Authors/Editors
Emile Kok-Kheng YEOH
Publisher
Institute of China Studies, University of Malaya
Publication Year
2008
Length
210 + xi
ISBN
978-967-5148-01-9
About The Book
This book is a collection of research papers on various important facets of a China in transformation. Despite the highly remarkable economic achievement in recent decades, China’s phenomenal rise has also brought to world attention a host of perplexing questions related to her increasing economic interaction with the world, her heightened political and military clout growing in tandem with her economic strength, implications of her “footprint” around the world in her relentless quest for energy resources to drive her continued growth, and last but not least, her expanding interregional and urban-rural disparities on the domestic front. These are the topics covered in this book. Wide-ranging they may seem to be, the intricate link between them could hardly go unnoticed. Partly a result of the shortage in domestic supply, China’s escalating demand for energy resources is today no longer a matter of her own domestic concern, but increasingly acquiring new dimensions that have a powerful influence on her international economic relations, for instance, as reflected in her geopolitico-economic competition with India, while recent developments in China’s trade and finance are inevitably connected to her domestic reform process and the evolution of the country’s industrial structure.
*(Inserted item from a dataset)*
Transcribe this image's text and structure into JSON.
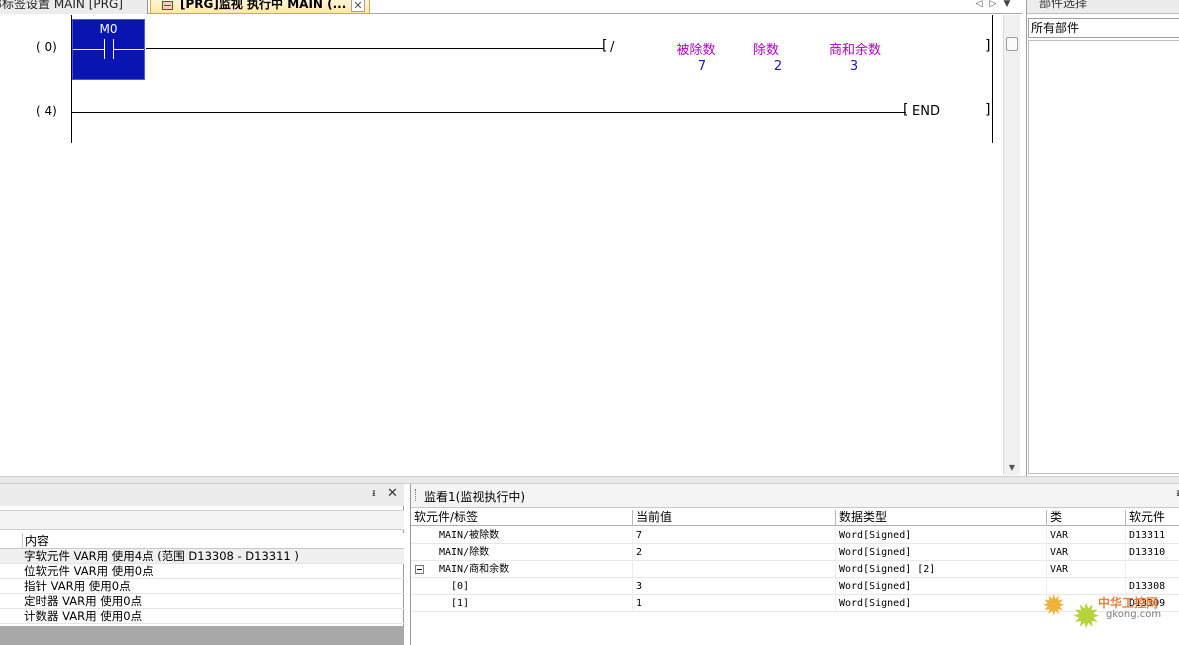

On the other hand, recent decades of reform, besides bringing about stunning economic miracles, also aggravated the problems of unemployment, poverty and inequality that continue to plague China in her politico-socioeconomic development into the new millennium, and with poverty having the properties of being concentrated in the western region and in the ethnic minority areas, ethnoregionalization of poverty inevitably ensues, presenting the country not only with economic challenges but also long-term sociopolitical uncertainties.